Süddeutsche Zeitung

Treffen der G-20-Finanzminister:Alle gegen Deutschland

Steuerkriminalität, Wirtschaftswachstum, Staatsfinanzen: Die Finanzminister der G-20-Staaten kommen bei ihrem Treffen in Washington in zentralen Fragen kaum voran. Deutschland ist mit seinen Ansichten zunehmend isoliert.

Von Claus Hulverscheidt, Washington

Man sollte meinen, dass es nichts gibt, was Wolfgang Schäuble nach über 50 Jahren als Vollblutpolitiker noch die Sprache verschlägt. Er handelte mit der DDR-Regierung die deutsche Einheit aus, er mischte an vorderster Front bei der Euro-Einführung mit, er lotste die CDU durch die Spendenaffäre. Am vergangenen Samstag jedoch, während des Treffens der Finanzminister und Notenbankchefs aus den 20 führenden Volkswirtschaften (G 20) in Washington, blieb selbst dem alten Hasen Schäuble für einen Moment der Mund offen stehen.
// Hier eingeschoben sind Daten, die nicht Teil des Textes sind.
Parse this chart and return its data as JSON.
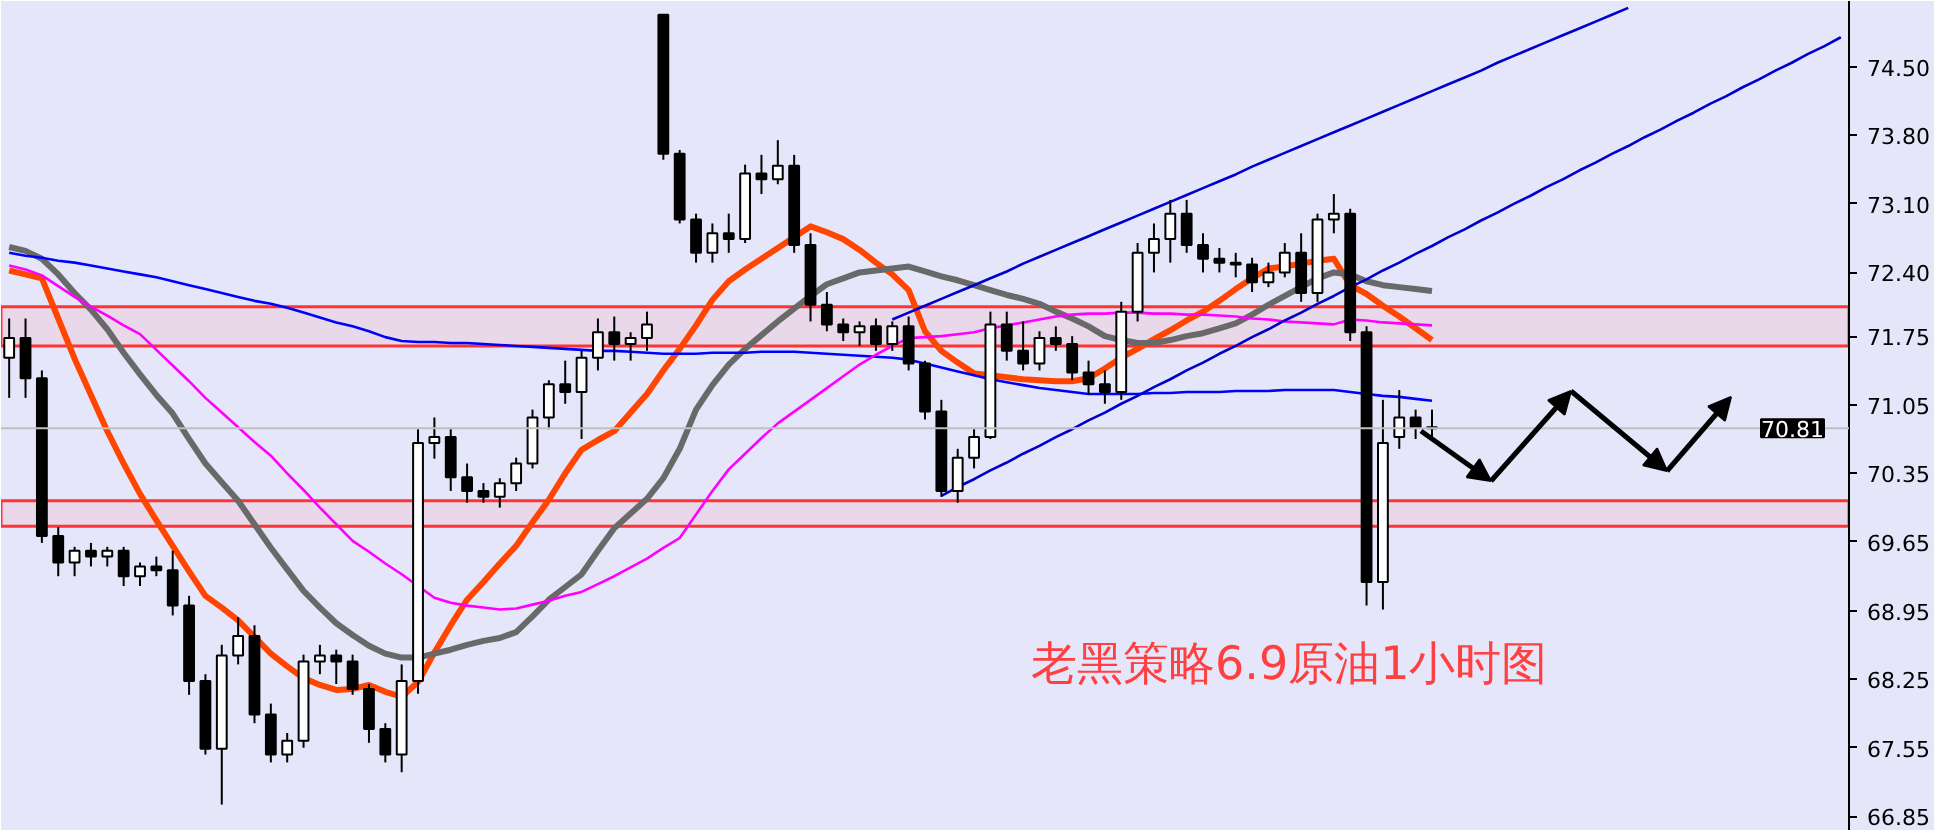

Gerade hatte Angel Gurria, Chef der Organisation für Wirtschaftliche Zusammenarbeit und Entwicklung (OECD), den Regierungsvertretern eindringlich erklärt, was die Staatengemeinschaft zur Eindämmung von Steuerflucht und Steuerhinterziehung tun müsse, gerade hatten auch der Franzose Pierre Moscovici, der Brite George Osborne sowie Schäuble selbst entsprechende Appelle an die Kollegen gerichtet, da meldete sich die als Gast geladene Schweizer Finanzministerin Eveline Widmer-Schlumpf zu Wort: Auch ihr Land, so erklärte sie, sei immer dafür gewesen, dass sich die Regierungen gegenseitig und automatisch über Kapitalerträge ihrer Bürger im Ausland unterrichten. Es ist nicht überliefert, was Schäuble in dem Moment gedacht hat, aber wahrscheinlich glaubte er, sich verhört zu haben: Denn während des monatelangen, zähen Ringens um ein deutsch-schweizerisches Steuerabkommen hatte ihm die Kollegin den Wunsch nach einem automatischen Informationsaustausch noch kurz und bündig abgeschlagen.

Abschlusserklärung voller Allgemeinplätze

Das Interessante ist, dass sich in der Abschlusserklärung des G-20-Treffens trotz des überraschenden Schweizer Bekenntnisses praktisch nur Allgemeinplätze zum Thema Steuervermeidung finden. Da "ermutigen" die Minister die Steueroasen in der Südsee und anderswo, mehr Informationen über reiche ausländische Kontoinhaber herauszurücken und anderen Regierungen Amtshilfe zu leisten, da "loben" sie die Fortschritte in einigen "Jurisdiktionen", da "begrüßen" sie die Absicht der OECD, bis zum Sommer einen Aktionsplan gegen die Gewinnverschiebereien vorzulegen, mit denen große internationale Konzerne ihre Steuerlast systematisch in Richtung null drücken. Von Sanktionen, von diplomatischem Druck oder von schwarzen Listen ist in dem Kommuniqué dagegen nicht die Rede. Vor allem China, so berichten Sitzungsteilnehmer, habe sich jedwedem Versuch widersetzt, schärfere Formulierungen in dem Text unterzubringen.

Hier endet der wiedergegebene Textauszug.